Sergio Perez has taken his first F1 pole position in an elongated qualifying session at the Saudi Arabian Grand Prix after a major crash for Mick Schumacher delayed the completion of Q2.
Schumacher ran deep onto the curb at Turn 10 which unsettled his car and spun it backwards in a shower of sparks. It slammed sideways into the concrete barrier at the exit of Turn 11, ripping both right-hand wheels from the chassis, and was catapulted further down the track, eventually coming to rest at Turn 12.
The German was reported to be conscious and talking but had to be extricated from the car by the medical team, after which he was transported by ambulance to the medical center. Haas said afterwards that he appeared physically fine but would be airlifted to hospital for precautionary checks.
The session’s resumption was delayed by almost an hour as the wreckage was cleared and the track was repaired, with particular attention paid to fluid dropped by the car which split in half as the marshals attempted to lift it onto the recovery truck.
When qualifying got back underway, the Ferrari teammates sought to press their advantage while Carlos Sainz led Charles Leclerc in a provisional front-row lockout after the first laps of Q3.
Leclerc inverted the order at the end of their second laps, but it was Sergio Perez who pipped the lot, jumping from third to first.
His teammate, Max Verstappen, was last over the line, but the Dutchman was struggling for grip and couldn’t come close, handing the Mexican driver his first ever Formula 1 pole position in his 215th grand prix with a 0.025s margin.
“It took me a couple of races, but what a lap,” he said. “Unbelievable. I can do 1000 laps and I don’t think I can beat that lap. It was unbelievable.
“We weren’t really expecting to match the Ferraris in qualifying. We were concentrating mainly on the race, so hopefully we get that tomorrow.”
Charles Leclerc was equally stunned to miss out on pole after setting three purple sectors with his second lap.
“The lap felt good,” he said. “Honestly, I am very happy with the lap.
“I definitely did not expect Checo to come with that lap time, so congratulations to him.
“It’s another day tomorrow, and hopefully we’ll have a good start.”
Carlos Sainz qualified third on a set of used soft tires but was looking forward to the prospect of splitting the Red Bull Racing cars in what’s expected to be a race featuring at least two stops tomorrow.
“It’s going to be exciting,” Sainz said. “All four cars mixed up between the Ferraris and the Red Bulls. We will play around with each other on strategy. It will be an exciting race.”
Verstappen qualified fourth, suffering from a lack of grip, dropping him to 0.261s off Perez’s pace in an unexpected switch of places for the teammates.
Esteban Ocon qualified fifth ahead of George Russell in sixth, the Briton 0.9s off the pace, but the biggest surprise came from Lewis Hamilton — eliminated in Q1 (16th) in another difficult weekend for Mercedes and Mercedes-powered cars.
The seven-time champion lacked grip in the opening qualifying segment and missed out on progression by just 0.087s, albeit with a lap that was 0.663s slower than teammate Russell.
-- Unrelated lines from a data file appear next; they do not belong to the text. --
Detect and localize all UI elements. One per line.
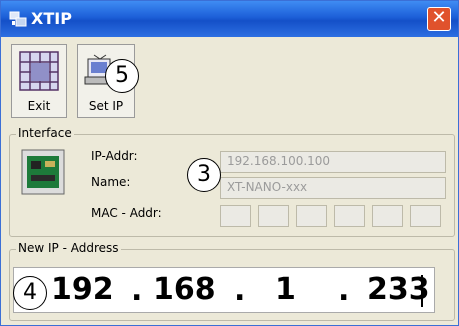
ip-octet-3[interactable]: 1	[275, 272, 296, 307]
name-field: XT-NANO-xxx	[220, 177, 446, 199]
mac-byte-field	[220, 205, 251, 227]
ip-separator-3: .	[338, 273, 350, 308]
ip-separator-2: .	[234, 273, 246, 308]
interface-group-title: Interface	[16, 126, 74, 140]
mac-byte-field	[410, 205, 441, 227]
ip-separator-1: .	[131, 273, 143, 308]
network-card-icon	[21, 149, 65, 195]
exit-button[interactable]: Exit	[11, 44, 67, 118]
set-ip-button-label: Set IP	[88, 99, 124, 113]
mac-byte-field	[296, 205, 327, 227]
callout-5: 5	[105, 59, 139, 93]
exit-button-label: Exit	[27, 99, 51, 113]
text-cursor	[421, 275, 423, 307]
callout-4: 4	[13, 276, 47, 310]
window-app-icon	[9, 11, 27, 27]
name-label: Name:	[91, 175, 131, 189]
ip-addr-field: 192.168.100.100	[220, 151, 446, 173]
close-button[interactable]: ✕	[427, 7, 451, 31]
window-title: XTIP	[31, 9, 72, 28]
ip-octet-1[interactable]: 192	[51, 272, 114, 307]
mac-addr-label: MAC - Addr:	[91, 206, 162, 220]
exit-grid-icon	[19, 51, 59, 91]
callout-3: 3	[187, 158, 221, 192]
xtip-window: XTIP ✕ Exit Set IP 5 Interface IP-Addr: …	[0, 0, 459, 326]
mac-byte-field	[372, 205, 403, 227]
close-icon: ✕	[431, 7, 447, 28]
title-bar[interactable]: XTIP ✕	[1, 1, 458, 37]
mac-byte-field	[258, 205, 289, 227]
new-ip-group-title: New IP - Address	[16, 241, 121, 255]
mac-byte-field	[334, 205, 365, 227]
ip-addr-label: IP-Addr:	[91, 149, 138, 163]
ip-octet-2[interactable]: 168	[153, 272, 216, 307]
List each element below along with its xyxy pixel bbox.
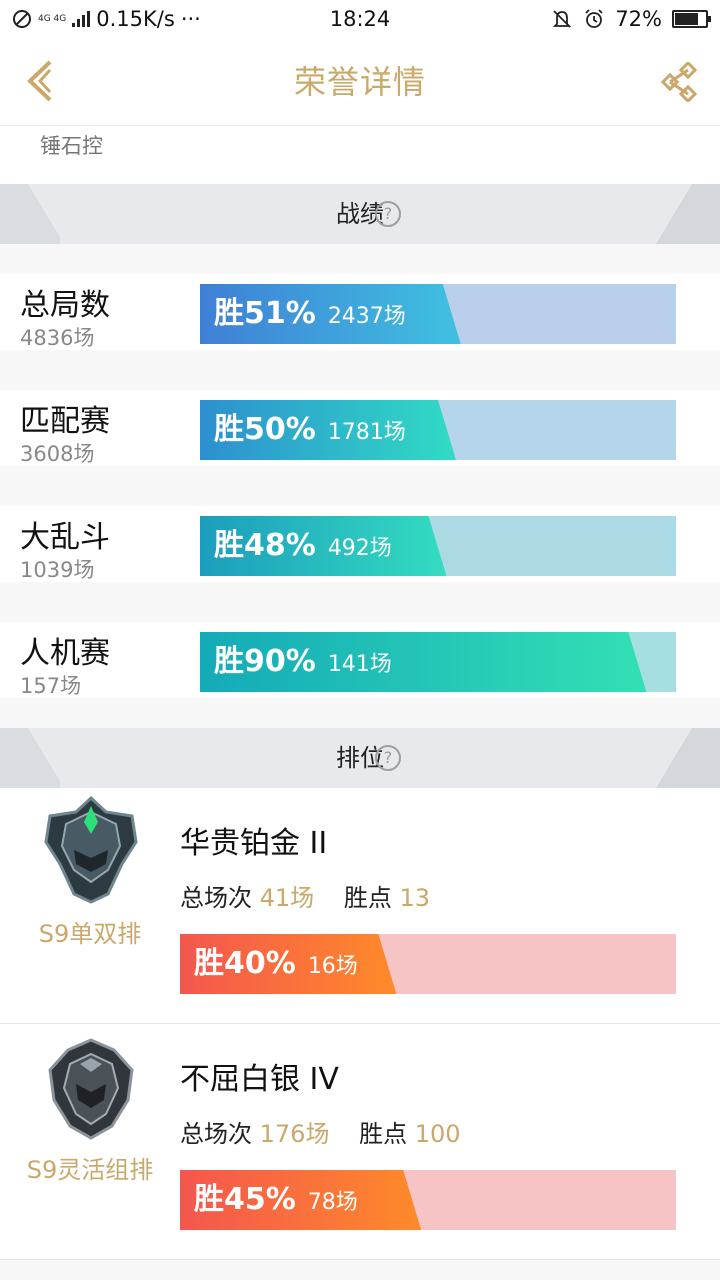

It’s the first time Hamilton has been knocked out in Q1 since crashing out of qualifying in the 2017 Brazilian Grand Prix.
Fernando Alonso qualified seventh for Alpine ahead of Alfa Romeo’s Valtteri Bottas, and Pierre Gasly and Kevin Magnussen completed the top 10 for AlphaTauri and Haas.
McLaren teammates Lando Norris and Daniel Ricciardo qualified 11th and 12th ahead of Alfa Romeo’s Zhou Guanyu.
Schumacher wound up 14th after his crash, but team principal Guenther Steiner told Sky Sports he thought the 23-year-old would be unlikely to race on Sunday.
Lance Stroll qualified 15th alongside Hamilton at the head of a gaggle of Mercedes-powered cars occupying the back rows.
Alex Albon followed in 17th for Williams ahead of Aston Martin’s Nico Hulkenberg.
Nicholas Latifi will start 19th after spinning out of Q1 at Turn 13. The Williams swapped ends as the Canadian tipped into the corner and made heavy side-on impact with the barrier.
Yuki Tsunoda will start last, having failed to complete a lap before he was called back to his garage with a mechanical problem that couldn’t be fixed before the end of the session.
The Japanese driver’s AlphaTauri was running a host of new power unit components after an engine failure during Friday practice.